Q. Witness, I should like briefly to read to you the important passage, and I want you to tell me whether the views presented there are correct.

[Page 212]

Ambassador Hemmen reports here in a letter received at the Foreign Office on 6th February, 1944, under (III) as follows:
"Regarding labour employment in Germany:

It started with voluntary recruitment of workers which, up to the end of 1942, produced 400,000 men. During the first half of 1943 two further voluntary recruitments for 250,000 men each were carried out. The first, which allowed for the release of prisoners of war at a ratio of one prisoner to three recruits or the granting of worker status, produced some 200,000, whereas the second could be carried out only by using the new compulsory service law, that is to say, coercion, and produced only 122,000 men."

I omit the end of the page and read from Page 8:
"As the total result of the Sauckel action 818,000 persons, mostly men, went to Germany; 168,000 of them came because of the compulsory service law. Of all these, at the end of January 1944, there were only 428,000 still there."
These statements, as far as you can recollect, are they generally correct?

A. May I remark in this connection that Ambassador Hemmen at the embassy in Paris dealt with these questions, and that this is correctly stated. Finally, you meant to say 428,000 and not 428, did you not?

Q. Thousand.

A. That is the decisive point, that because of the short duration of the contracts, the Frenchmen were changed every six months, and thus only one half could be there at that time.

Q. Yes, you have already said that.

A. As an explanation I should like permission to tell the Tribunal that while there was a ratio of one to three - meaning that Germany gave back one prisoner of war in return for three workers - both the prisoners of war as well as the French civilian workers who had replaced them for the most part had returned to their own country after six months, as they stayed for only that period.

It was very hard to win the Fuehrer over to this regulation.

DR. SERVATIUS: I have no further questions.
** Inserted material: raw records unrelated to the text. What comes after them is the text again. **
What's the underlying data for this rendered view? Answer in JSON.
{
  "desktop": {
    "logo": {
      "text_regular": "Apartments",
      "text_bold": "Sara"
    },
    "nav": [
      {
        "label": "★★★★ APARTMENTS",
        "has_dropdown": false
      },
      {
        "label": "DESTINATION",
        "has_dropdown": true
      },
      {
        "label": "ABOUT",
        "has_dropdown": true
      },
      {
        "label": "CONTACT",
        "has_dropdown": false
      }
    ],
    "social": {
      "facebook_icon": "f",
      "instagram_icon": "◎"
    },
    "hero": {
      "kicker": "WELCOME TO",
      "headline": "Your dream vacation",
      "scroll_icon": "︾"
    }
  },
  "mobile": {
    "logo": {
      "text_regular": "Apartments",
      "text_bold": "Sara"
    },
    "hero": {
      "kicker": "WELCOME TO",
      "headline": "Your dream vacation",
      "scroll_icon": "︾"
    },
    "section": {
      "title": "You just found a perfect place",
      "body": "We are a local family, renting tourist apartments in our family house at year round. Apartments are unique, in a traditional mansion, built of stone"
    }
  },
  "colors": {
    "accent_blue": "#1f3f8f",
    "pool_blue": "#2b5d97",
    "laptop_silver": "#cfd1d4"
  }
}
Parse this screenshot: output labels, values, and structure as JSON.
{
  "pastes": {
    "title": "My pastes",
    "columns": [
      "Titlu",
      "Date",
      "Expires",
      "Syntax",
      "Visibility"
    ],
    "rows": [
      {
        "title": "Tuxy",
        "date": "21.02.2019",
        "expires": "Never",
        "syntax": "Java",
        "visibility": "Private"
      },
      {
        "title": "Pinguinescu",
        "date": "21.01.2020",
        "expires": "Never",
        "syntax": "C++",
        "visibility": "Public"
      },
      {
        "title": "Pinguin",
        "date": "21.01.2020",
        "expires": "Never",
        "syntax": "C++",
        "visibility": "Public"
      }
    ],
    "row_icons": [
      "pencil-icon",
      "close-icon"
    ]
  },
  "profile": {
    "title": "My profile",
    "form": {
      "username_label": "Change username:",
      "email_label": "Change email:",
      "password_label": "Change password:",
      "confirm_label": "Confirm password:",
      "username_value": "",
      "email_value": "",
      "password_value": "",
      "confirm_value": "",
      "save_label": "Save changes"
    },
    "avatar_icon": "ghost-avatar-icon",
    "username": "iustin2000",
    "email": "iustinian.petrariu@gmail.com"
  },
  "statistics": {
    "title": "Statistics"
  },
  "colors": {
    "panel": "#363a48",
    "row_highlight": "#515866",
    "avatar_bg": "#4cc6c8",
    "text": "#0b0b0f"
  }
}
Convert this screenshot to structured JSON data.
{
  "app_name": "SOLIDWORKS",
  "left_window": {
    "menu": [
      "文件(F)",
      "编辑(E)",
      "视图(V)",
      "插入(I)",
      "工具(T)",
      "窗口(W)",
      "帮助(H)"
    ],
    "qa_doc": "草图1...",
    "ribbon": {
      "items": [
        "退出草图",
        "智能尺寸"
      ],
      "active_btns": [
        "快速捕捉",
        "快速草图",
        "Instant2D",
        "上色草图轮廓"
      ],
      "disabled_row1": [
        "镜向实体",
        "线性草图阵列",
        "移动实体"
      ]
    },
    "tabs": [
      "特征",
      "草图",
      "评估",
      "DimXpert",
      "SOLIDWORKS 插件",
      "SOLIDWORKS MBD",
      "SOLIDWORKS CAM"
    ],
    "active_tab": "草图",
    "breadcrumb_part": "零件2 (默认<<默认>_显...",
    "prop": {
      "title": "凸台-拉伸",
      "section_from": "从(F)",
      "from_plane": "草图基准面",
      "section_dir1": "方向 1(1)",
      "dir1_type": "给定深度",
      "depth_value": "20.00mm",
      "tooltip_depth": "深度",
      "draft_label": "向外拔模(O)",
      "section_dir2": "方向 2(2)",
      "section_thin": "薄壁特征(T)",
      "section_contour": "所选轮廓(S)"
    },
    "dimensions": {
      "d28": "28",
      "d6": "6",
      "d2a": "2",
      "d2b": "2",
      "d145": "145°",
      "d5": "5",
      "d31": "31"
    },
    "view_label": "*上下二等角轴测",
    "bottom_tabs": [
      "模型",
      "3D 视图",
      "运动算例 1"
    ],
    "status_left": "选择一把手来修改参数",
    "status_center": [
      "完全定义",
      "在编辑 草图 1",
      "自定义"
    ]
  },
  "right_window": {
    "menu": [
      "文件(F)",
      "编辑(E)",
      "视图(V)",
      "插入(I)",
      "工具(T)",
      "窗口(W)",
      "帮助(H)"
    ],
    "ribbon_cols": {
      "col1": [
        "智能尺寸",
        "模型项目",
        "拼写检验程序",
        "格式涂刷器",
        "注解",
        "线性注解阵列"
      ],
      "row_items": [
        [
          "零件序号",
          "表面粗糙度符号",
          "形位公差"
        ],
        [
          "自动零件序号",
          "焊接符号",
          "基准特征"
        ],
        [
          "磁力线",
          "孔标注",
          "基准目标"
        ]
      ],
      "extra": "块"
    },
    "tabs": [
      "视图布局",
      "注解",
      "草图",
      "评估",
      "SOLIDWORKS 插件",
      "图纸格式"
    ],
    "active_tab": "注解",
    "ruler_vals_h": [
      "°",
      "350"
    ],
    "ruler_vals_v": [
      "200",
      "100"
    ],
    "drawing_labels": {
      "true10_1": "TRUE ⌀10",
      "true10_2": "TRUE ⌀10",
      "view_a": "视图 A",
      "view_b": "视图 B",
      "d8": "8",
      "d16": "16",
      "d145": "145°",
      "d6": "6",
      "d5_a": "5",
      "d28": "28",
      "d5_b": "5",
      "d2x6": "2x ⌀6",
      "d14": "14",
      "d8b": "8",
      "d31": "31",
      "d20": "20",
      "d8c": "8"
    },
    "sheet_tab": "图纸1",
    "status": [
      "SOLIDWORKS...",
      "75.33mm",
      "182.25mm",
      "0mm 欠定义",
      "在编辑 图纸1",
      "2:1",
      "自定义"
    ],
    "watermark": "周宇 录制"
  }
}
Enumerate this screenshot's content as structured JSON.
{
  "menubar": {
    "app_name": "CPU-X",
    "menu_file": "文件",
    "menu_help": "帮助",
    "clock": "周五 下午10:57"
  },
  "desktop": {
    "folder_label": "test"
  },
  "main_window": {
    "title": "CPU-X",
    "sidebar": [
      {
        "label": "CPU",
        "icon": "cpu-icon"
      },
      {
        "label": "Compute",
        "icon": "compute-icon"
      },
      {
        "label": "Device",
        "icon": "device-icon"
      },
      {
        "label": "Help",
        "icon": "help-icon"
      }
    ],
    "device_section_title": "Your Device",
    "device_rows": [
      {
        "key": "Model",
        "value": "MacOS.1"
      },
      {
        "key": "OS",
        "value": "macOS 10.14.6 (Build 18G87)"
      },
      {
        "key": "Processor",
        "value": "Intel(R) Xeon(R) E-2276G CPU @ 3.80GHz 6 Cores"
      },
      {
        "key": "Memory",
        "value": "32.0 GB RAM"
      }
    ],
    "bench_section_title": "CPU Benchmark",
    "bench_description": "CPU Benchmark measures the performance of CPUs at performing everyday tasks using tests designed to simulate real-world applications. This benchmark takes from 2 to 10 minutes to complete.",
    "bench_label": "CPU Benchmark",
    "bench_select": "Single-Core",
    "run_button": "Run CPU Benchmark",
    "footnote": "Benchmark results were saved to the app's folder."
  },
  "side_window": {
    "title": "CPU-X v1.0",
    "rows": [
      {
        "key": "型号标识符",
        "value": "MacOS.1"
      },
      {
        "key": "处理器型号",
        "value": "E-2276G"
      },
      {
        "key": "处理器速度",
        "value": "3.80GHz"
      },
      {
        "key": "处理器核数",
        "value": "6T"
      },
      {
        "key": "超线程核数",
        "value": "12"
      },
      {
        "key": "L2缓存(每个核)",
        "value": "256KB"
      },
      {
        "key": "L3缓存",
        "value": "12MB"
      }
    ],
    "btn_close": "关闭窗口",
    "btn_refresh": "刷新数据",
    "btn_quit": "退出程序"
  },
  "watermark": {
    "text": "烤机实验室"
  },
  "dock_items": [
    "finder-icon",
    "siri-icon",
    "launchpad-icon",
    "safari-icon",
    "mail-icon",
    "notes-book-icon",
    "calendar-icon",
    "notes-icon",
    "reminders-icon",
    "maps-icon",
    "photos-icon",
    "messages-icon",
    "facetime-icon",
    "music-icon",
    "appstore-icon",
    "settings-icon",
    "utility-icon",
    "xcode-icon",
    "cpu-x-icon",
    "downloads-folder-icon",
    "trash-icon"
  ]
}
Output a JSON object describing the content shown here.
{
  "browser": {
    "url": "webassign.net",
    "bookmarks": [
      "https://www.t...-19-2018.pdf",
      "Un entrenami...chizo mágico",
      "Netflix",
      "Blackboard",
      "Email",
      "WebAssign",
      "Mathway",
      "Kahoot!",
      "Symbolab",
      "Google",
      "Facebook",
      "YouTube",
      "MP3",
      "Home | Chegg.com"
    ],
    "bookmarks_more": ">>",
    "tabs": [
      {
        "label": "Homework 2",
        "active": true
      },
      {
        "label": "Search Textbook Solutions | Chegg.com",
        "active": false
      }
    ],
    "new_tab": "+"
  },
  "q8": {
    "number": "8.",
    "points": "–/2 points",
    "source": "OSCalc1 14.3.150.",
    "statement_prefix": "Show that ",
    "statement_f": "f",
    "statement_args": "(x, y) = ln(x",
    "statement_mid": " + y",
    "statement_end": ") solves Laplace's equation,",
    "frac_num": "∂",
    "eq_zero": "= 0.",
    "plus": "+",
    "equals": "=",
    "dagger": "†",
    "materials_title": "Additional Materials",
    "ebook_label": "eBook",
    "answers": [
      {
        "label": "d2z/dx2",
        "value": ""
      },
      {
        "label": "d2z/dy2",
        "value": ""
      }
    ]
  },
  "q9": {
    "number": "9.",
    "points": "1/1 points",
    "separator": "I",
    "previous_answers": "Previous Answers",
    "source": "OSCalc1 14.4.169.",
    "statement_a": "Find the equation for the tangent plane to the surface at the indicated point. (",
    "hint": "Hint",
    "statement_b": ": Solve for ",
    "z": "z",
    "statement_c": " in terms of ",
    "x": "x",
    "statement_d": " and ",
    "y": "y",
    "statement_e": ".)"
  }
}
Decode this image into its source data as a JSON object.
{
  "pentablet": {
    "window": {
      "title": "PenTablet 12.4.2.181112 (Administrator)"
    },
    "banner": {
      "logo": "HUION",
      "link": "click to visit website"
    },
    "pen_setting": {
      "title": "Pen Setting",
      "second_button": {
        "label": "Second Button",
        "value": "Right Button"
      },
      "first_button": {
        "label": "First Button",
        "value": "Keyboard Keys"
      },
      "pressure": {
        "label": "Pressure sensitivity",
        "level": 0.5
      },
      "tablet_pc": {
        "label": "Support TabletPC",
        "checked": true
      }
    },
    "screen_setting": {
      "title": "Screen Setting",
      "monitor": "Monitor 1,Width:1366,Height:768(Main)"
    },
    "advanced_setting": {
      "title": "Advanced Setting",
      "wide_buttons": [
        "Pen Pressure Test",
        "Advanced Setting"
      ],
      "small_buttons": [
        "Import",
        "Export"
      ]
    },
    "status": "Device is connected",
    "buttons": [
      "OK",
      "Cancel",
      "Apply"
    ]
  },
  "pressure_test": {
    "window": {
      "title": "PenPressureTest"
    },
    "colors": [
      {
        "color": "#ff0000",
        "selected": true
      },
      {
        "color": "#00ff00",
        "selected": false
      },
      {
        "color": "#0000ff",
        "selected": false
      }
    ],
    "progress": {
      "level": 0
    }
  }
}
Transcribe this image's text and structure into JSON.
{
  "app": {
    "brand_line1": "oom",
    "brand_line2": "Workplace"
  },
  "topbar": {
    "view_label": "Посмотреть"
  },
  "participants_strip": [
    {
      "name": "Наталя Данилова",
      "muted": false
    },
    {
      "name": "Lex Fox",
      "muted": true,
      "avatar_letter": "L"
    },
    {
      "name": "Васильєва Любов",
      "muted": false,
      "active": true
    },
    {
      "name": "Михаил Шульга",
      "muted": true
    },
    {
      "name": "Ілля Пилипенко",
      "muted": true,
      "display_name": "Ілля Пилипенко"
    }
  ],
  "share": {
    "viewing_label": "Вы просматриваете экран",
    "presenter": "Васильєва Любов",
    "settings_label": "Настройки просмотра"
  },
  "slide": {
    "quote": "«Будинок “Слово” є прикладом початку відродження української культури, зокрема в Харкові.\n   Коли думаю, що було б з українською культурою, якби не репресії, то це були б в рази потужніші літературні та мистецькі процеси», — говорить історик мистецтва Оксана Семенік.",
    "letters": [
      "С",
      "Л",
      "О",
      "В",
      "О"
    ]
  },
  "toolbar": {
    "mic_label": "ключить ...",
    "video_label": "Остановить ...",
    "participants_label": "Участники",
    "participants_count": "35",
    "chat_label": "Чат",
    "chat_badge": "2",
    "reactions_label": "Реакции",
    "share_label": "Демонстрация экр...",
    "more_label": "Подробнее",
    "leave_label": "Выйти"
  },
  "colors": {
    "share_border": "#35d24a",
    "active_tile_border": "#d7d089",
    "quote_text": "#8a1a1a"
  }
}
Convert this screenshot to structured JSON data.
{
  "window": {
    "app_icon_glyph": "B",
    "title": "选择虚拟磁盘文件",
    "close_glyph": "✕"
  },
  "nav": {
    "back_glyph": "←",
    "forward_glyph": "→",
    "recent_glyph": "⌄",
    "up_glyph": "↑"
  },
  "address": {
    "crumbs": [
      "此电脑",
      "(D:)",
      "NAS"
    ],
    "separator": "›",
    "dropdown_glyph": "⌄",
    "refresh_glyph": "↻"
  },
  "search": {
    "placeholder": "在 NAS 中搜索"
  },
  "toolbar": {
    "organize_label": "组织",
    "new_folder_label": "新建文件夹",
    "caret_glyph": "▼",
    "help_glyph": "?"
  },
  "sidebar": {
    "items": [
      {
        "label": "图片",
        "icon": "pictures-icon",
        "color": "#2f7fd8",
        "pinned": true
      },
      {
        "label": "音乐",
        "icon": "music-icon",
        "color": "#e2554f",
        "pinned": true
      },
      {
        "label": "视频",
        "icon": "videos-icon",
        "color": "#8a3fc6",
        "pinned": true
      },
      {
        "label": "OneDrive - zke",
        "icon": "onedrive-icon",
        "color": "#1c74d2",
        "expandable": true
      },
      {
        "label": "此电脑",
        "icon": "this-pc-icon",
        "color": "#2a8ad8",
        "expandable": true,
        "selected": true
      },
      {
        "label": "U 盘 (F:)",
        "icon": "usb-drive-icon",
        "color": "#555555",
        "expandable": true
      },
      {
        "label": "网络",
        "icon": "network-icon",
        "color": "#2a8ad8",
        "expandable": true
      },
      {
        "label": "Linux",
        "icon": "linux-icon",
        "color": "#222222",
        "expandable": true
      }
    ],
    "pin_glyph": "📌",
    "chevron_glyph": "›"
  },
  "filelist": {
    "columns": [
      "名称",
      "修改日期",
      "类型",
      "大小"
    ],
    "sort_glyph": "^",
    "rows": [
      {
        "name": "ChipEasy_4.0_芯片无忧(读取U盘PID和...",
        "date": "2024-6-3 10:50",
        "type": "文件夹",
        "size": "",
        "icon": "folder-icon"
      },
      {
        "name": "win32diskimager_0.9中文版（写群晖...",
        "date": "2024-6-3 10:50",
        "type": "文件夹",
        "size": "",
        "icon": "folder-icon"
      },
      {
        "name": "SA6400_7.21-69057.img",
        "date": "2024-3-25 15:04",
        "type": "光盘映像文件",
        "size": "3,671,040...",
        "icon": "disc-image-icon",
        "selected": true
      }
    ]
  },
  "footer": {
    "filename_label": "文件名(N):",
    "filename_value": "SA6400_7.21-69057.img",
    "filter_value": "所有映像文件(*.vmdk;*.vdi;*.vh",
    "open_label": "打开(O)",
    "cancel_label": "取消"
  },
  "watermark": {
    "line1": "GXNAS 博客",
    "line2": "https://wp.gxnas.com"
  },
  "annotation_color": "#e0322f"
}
THE PRESIDENT: We will adjourn now.

(A recess was taken.)

THE PRESIDENT: The Tribunal will hear some supplementary applications for witnesses and documents at 2 o'clock on Monday.

M. HERZOG: Mr. President, I would like to come back briefly to Document D-655, that is to say, to the photographs showing the defendant Sauckel at the concentration camp of Buchenwald.

The prosecution has never pretended, and does not pretend now, that these photographs belong to a period during the war. Quite to the contrary, the original, which has been shown to you, has the date of these photographs and the year is 1938.

The defendant, when he was examined by his Counsel, told us that he visited Buchenwald in the company of Italian officers. I do not see a single Italian officer on these photographs; I simply see the Reichsfuehrer SS Himmler.

However, I do not dispute and I never claimed that these photographs belonged to a year other than 1938.

DR. SERVATIUS: Mr. President, I have one last question in connection with Document 82 from the Document Book Sauckel III, Page 206 and following. On Page 207 we find a statement under Number 3 which I should like to put to the defendant again, because the Prosecutor for the Soviet Union has stated that Sauckel declared here that he gave no protection against crime. I should like to read the sentence to the defendant again and ask him for an explanation.

[Page 213]

I myself quoted it once before; apparently there is a misunderstanding. It is a very short sentence; it reads:
"You can demand of me every protection in your labour employment area but no protection for crimes".
BY DR. SERVATIUS:

Q. Does that mean, witness, that you did not grant protection against crimes?

A. On the contrary, it can be seen very clearly from that document that I did not tolerate any crime. I did not protect those people who were subordinate to me when they committed crimes there. They were not to do that; that was what I prohibited

DR. SERVATIUS: I believe that German usage shows very clearly that this explanation, as the defendant has just given it, is correct.

I have no further questions to put to the witness.